The prime example of this effect is the curb cut: an angled slice made into the curb on the side of a road, to make access onto and off of the road possible by rolling instead of stepping. In your mind, you’re imagining wheelchairs. Someone that cannot walk onto the curb must be physically disabled, and therefore uses a wheelchair. This is so cemented in our collective consciousness that we use a symbol of a person in a wheelchair to represent the concept of “disability”. A parking spot with that symbol displayed, won’t be far from a curb cut.
However, this 1:1 reasoning is clearly not the full story. If you’ve ever had to use a mover’s dolley before, you’ll know how useful these curb cuts are. Same with someone on a bike, who generally values their pelvis not being blasted into shards going over a curb on thin road bike tires. The built environment was improved for everyone by adding an interface option (rolling) that we understood as being for only 1 specific kind of person.
Considering My Interfaces While Avoiding the Allure of Min/Maxing My Accessibility (Developer) Score
We developers are an interesting bunch. We take large problems, and break them down into small describable mini-problems that we can then automate, and provide an abstraction to make using our solution easy to use. While this process does work well for many problems, it’s not universal. Sometimes large “birds eye” solutions are necessary. Designers and artists are very familiar with this concept; holding steadfast to strict rules won’t always create a cohesive work, or even a work that’s fit for purpose. Instead, stepping back and considering the way someone uses the thing you’re making gives you a direction towards the impact/outcome you want to have, rather than trying to take the shortcut of following tips and tricks to save yourself the effort of exploration.

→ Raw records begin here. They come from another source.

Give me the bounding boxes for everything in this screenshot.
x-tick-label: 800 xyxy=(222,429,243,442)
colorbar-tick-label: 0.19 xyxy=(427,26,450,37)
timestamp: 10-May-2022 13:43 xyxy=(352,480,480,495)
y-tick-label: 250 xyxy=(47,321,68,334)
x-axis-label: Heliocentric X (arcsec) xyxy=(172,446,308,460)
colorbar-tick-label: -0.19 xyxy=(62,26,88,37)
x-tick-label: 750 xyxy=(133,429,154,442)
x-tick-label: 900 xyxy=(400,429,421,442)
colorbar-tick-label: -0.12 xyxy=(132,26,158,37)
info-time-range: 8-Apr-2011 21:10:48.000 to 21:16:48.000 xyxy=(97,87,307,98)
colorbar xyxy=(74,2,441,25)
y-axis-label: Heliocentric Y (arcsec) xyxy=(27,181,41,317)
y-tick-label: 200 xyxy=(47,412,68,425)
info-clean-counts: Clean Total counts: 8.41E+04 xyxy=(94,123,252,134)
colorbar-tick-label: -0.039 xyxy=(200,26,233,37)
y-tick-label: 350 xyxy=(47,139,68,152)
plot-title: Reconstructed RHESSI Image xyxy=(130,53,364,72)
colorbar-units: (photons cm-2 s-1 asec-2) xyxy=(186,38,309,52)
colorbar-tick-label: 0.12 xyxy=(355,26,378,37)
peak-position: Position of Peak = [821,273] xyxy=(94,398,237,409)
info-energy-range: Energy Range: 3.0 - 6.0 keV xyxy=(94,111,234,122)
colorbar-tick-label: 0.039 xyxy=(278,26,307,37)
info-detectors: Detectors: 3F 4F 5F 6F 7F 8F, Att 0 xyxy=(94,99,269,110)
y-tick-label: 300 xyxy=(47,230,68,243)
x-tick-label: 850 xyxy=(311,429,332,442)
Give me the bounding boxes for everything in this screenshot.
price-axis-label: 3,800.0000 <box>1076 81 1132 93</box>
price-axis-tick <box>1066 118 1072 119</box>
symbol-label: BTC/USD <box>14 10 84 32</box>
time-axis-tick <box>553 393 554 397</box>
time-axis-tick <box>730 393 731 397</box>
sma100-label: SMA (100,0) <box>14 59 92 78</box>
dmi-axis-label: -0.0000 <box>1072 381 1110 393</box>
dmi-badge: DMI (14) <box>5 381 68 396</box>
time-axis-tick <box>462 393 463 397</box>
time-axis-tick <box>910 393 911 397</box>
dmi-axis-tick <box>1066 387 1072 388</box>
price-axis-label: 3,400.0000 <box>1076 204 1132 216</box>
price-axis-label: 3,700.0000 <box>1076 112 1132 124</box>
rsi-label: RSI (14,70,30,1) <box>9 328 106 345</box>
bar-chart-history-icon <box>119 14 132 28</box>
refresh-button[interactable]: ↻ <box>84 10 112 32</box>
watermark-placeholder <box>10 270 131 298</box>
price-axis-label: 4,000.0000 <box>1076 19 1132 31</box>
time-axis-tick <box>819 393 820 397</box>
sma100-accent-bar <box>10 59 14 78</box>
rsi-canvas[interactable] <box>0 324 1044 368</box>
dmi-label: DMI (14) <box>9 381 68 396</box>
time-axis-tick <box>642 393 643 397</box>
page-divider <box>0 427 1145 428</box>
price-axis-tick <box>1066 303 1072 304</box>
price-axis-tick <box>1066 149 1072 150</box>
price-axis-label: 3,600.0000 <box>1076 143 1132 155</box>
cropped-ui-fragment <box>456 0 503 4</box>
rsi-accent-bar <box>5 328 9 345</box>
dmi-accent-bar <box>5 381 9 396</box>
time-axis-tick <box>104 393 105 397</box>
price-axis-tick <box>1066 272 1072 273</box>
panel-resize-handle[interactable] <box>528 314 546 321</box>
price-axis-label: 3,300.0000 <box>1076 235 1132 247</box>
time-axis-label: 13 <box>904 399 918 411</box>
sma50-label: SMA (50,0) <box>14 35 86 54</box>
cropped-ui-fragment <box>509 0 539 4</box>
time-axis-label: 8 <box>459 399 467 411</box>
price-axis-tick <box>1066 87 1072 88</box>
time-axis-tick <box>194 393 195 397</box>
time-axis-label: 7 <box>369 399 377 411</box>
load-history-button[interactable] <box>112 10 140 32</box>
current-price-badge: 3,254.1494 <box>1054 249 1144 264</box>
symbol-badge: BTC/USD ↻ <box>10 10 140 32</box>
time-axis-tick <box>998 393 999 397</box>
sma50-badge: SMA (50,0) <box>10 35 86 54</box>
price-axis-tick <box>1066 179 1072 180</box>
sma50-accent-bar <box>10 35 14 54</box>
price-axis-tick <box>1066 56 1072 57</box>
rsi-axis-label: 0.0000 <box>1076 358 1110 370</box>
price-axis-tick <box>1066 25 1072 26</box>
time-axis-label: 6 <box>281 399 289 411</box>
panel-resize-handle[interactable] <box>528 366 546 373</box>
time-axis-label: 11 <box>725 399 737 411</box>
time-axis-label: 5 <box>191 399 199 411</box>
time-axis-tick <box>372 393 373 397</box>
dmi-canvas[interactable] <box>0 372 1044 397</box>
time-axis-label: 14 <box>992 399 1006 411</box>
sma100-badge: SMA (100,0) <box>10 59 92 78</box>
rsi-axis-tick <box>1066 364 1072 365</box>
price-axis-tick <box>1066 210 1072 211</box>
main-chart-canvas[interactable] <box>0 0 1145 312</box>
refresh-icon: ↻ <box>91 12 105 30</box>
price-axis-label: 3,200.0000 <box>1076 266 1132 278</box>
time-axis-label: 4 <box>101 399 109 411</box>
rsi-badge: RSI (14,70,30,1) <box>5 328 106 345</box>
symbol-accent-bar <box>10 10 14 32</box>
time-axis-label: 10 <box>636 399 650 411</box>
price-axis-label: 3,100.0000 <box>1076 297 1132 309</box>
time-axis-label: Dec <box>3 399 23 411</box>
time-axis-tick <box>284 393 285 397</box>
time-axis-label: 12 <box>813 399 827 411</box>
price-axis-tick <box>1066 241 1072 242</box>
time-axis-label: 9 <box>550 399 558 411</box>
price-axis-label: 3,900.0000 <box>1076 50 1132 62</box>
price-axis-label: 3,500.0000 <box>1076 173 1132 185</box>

This doesn’t mean standards for interface design are bad, far from it actually, but I don’t think we can assume that following an accessibility (Developer) “best practice” standard means the result is accessible (Universal). That requires we promise respect for your users, not out of pity for some list of disabilities that someone else predetermined as the “important ones”, but rather respect for your users to use tools how they see fit. Boiling this goal down to “it passes the automated a11y test” doesn’t hold up our side of this promise often enough.